I suggested, as a next step after this project, that the county should begin considering how we could systematically begin adding shade canopies at park playgrounds that don’t have them. If we can somehow figure out how to make that project happen as well, ultimately everybody wins.
The Board voted 4-1, with Commissioner Infantini against, to approve the public hearing for the Pedway Project. Due to Florida Statutes, we must have the public hearing and then another vote before the project can begin.
If you would like to view the agenda, minutes, or video of past Board of County Commissioners Meetings, click here.
ABOUT CURT SMITH, Brevard County District 4 Commissioner
Smith was elected to the Brevard County Commission in November of 2014 with 63 percent of the vote. He ran as a fiscal conservative coming from the private sector with 40 years of small business, entrepreneurial experience. This was his first venture into the world of politics.
Smith and his wife Linda owned and operated a Maaco Autopainting franchise in Melbourne for almost 27 years before retiring at the end of 2013. He grew up in a little town in southern New Jersey on the Delaware River called Pennsville. This is where he developed his deep love of nature and for being on and in the water of the river he loved. He also credits this area, just south of Philadelphia, with his deep love of God and country. The Delaware Valley is often called the cradle of Liberty.

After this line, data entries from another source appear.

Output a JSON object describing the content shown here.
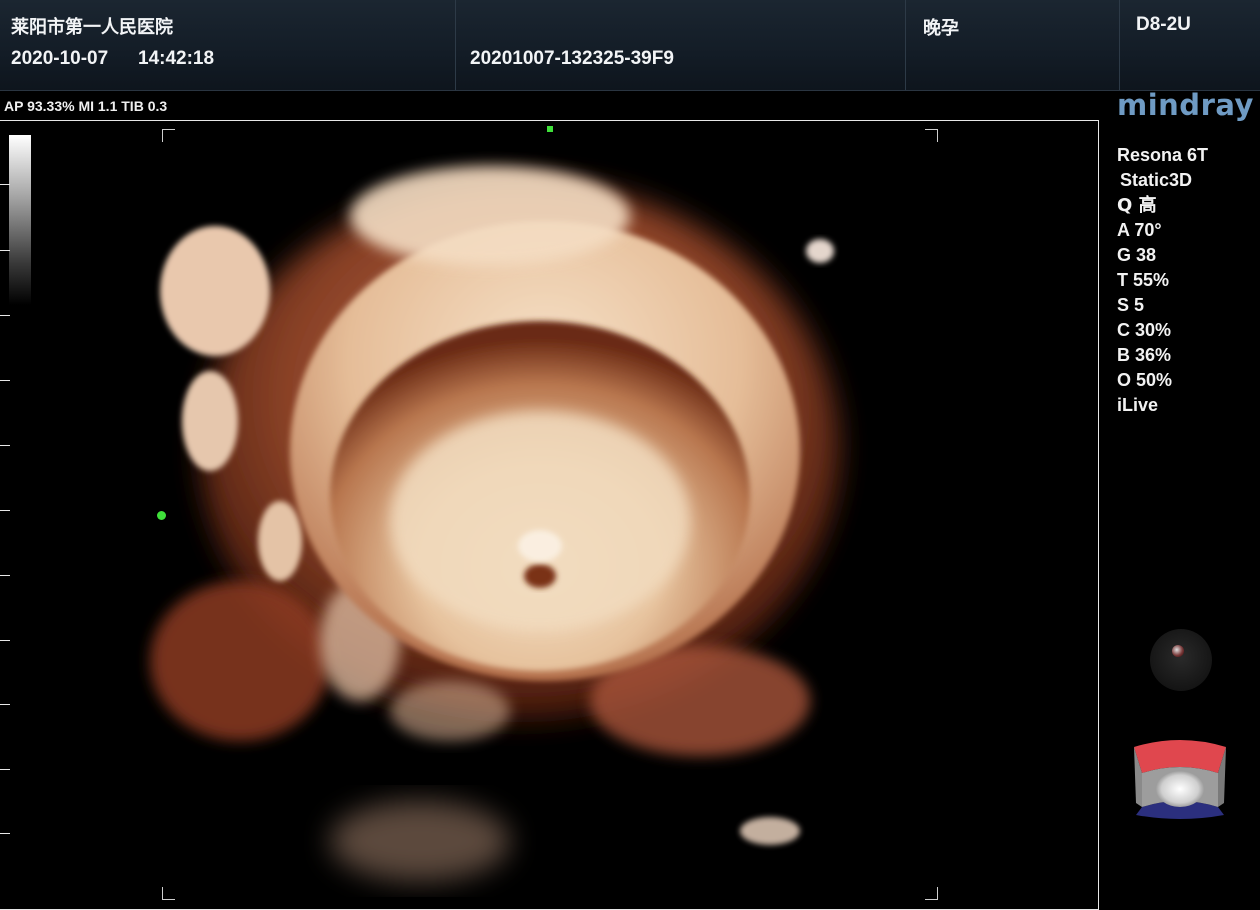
{
  "header": {
    "hospital_name": "莱阳市第一人民医院",
    "date": "2020-10-07",
    "time": "14:42:18",
    "patient_id": "20201007-132325-39F9",
    "exam_type": "晚孕",
    "probe": "D8-2U"
  },
  "acoustic_output": "AP 93.33%  MI 1.1 TIB 0.3",
  "logo": "mindray",
  "system": {
    "model": "Resona 6T",
    "mode": "Static3D"
  },
  "parameters": [
    "Q 高",
    "A 70°",
    "G 38",
    "T 55%",
    "S 5",
    "C 30%",
    "B 36%",
    "O 50%",
    "iLive"
  ],
  "colors": {
    "header_bg": "#131c26",
    "marker_green": "#3fe03a",
    "logo_blue": "#6f9bc4",
    "tissue_light": "#f3dcc0",
    "tissue_dark": "#8a3a24",
    "cube_red": "#e0474e",
    "cube_blue": "#2b2f7e"
  },
  "icons": {
    "trackball": "trackball-icon",
    "orientation": "orientation-cube-icon"
  }
}
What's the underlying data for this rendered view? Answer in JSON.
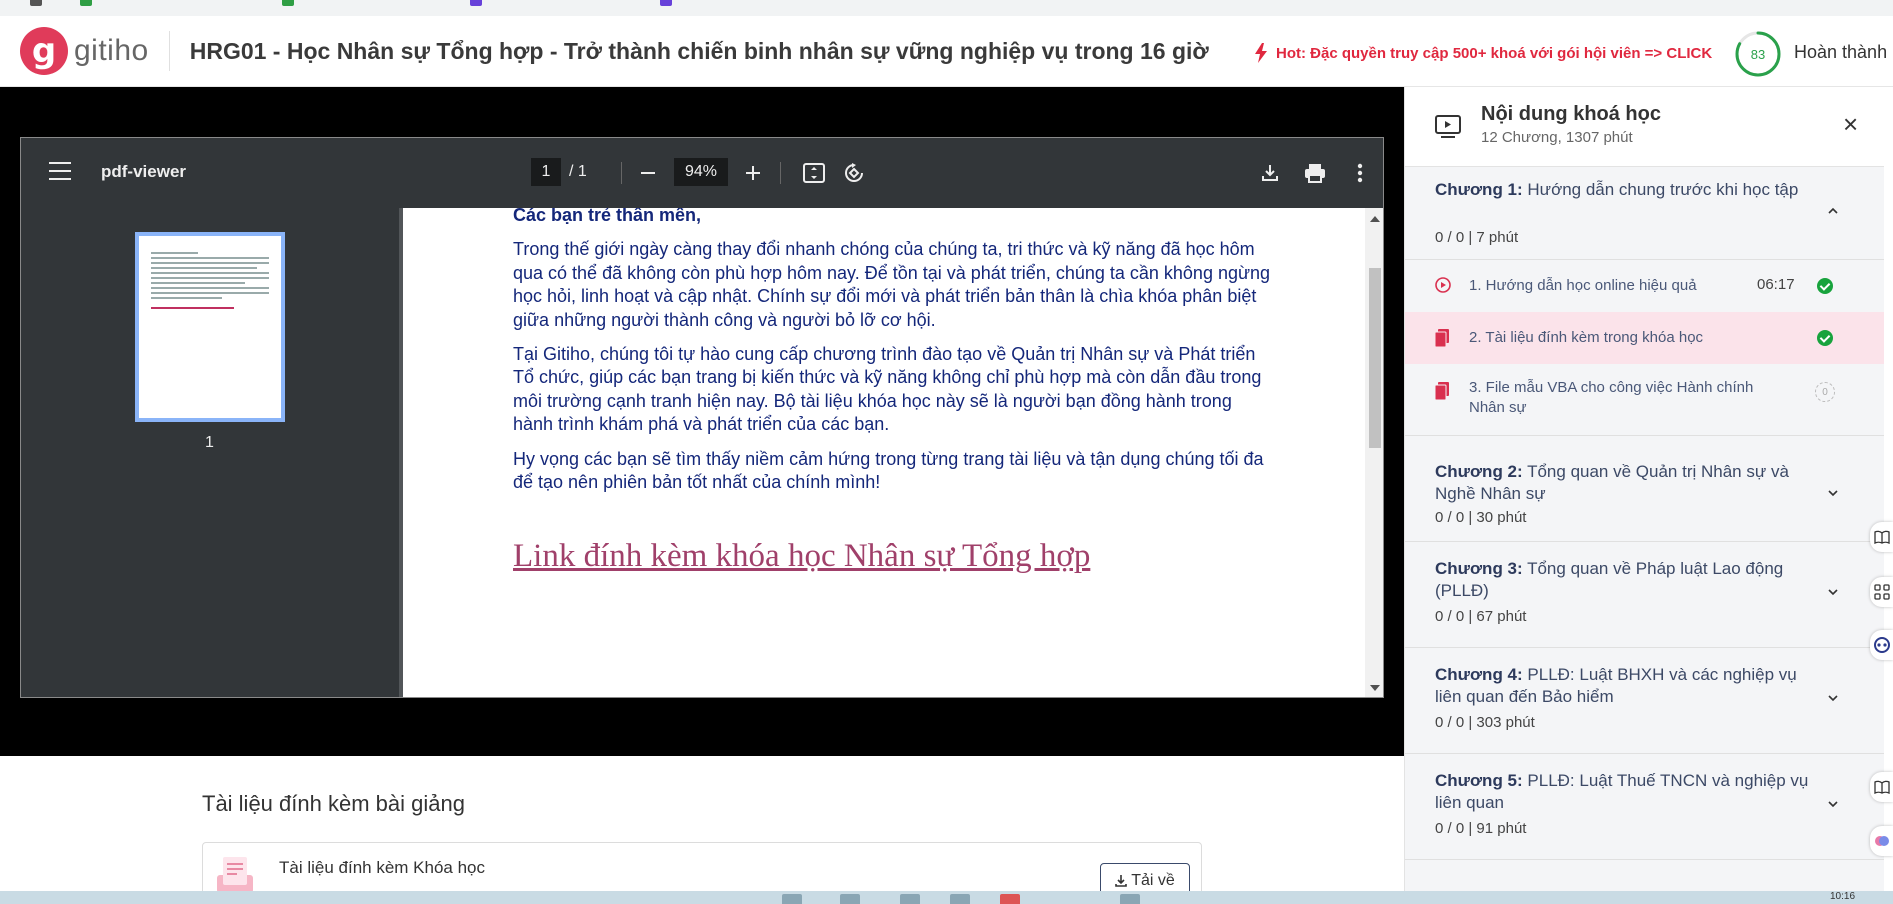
{
  "header": {
    "logo_text": "gitiho",
    "logo_letter": "g",
    "course_title": "HRG01 - Học Nhân sự Tổng hợp - Trở thành chiến binh nhân sự vững nghiệp vụ trong 16 giờ",
    "hot_text": "Hot: Đặc quyền truy cập 500+ khoá với gói hội viên => CLICK",
    "progress_value": "83",
    "progress_fraction": 0.83,
    "complete_label": "Hoàn thành",
    "accent_color": "#e03b5a",
    "progress_color": "#2aa14b"
  },
  "pdf_viewer": {
    "name": "pdf-viewer",
    "page_current": "1",
    "page_total": "/  1",
    "zoom": "94%",
    "thumbnail_number": "1",
    "greeting": "Các bạn trẻ thân mến,",
    "paragraphs": [
      "Trong thế giới ngày càng thay đổi nhanh chóng của chúng ta, tri thức và kỹ năng đã học hôm qua có thể đã không còn phù hợp hôm nay. Để tồn tại và phát triển, chúng ta cần không ngừng học hỏi, linh hoạt và cập nhật. Chính sự đổi mới và phát triển bản thân là chìa khóa phân biệt giữa những người thành công và người bỏ lỡ cơ hội.",
      "Tại Gitiho, chúng tôi tự hào cung cấp chương trình đào tạo về Quản trị Nhân sự và Phát triển Tổ chức, giúp các bạn trang bị kiến thức và kỹ năng không chỉ phù hợp mà còn dẫn đầu trong môi trường cạnh tranh hiện nay. Bộ tài liệu khóa học này sẽ là người bạn đồng hành trong hành trình khám phá và phát triển của các bạn.",
      "Hy vọng các bạn sẽ tìm thấy niềm cảm hứng trong từng trang tài liệu và tận dụng chúng tối đa để tạo nên phiên bản tốt nhất của chính mình!"
    ],
    "link_text": "Link đính kèm khóa học Nhân sự Tổng hợp"
  },
  "attachments": {
    "heading": "Tài liệu đính kèm bài giảng",
    "item_title": "Tài liệu đính kèm Khóa học",
    "download_label": "Tải về"
  },
  "sidebar": {
    "title": "Nội dung khoá học",
    "subtitle": "12 Chương, 1307 phút",
    "chapter1": {
      "prefix": "Chương 1:",
      "name": "Hướng dẫn chung trước khi học tập",
      "meta": "0 / 0   |   7 phút"
    },
    "lessons": [
      {
        "title": "1. Hướng dẫn học online hiệu quả",
        "duration": "06:17"
      },
      {
        "title": "2. Tài liệu đính kèm trong khóa học",
        "duration": ""
      },
      {
        "title": "3. File mẫu VBA cho công việc Hành chính Nhân sự",
        "duration": "",
        "zero": "0"
      }
    ],
    "chapter2": {
      "prefix": "Chương 2:",
      "name": "Tổng quan về Quản trị Nhân sự và Nghề Nhân sự",
      "meta": "0 / 0   |   30 phút"
    },
    "chapter3": {
      "prefix": "Chương 3:",
      "name": "Tổng quan về Pháp luật Lao động (PLLĐ)",
      "meta": "0 / 0   |   67 phút"
    },
    "chapter4": {
      "prefix": "Chương 4:",
      "name": "PLLĐ: Luật BHXH và các nghiệp vụ liên quan đến Bảo hiểm",
      "meta": "0 / 0   |   303 phút"
    },
    "chapter5": {
      "prefix": "Chương 5:",
      "name": "PLLĐ: Luật Thuế TNCN và nghiệp vụ liên quan",
      "meta": "0 / 0   |   91 phút"
    }
  },
  "taskbar": {
    "time": "10:16"
  }
}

Smith has always been civic minded. Some of his many associations in Brevard County include Board of Directors of Friends of Sally’s House and Prevent as well as supporting Brevard Little League Teams, Habitat for Humanity, Making Strides Against Breast Cancer, Candlelighters, Animal Services, and supporting efforts to restore the Indian River Lagoon.
Curt and his wife Linda have been residents of Melbourne since 1986. They have one daughter and three grandchildren.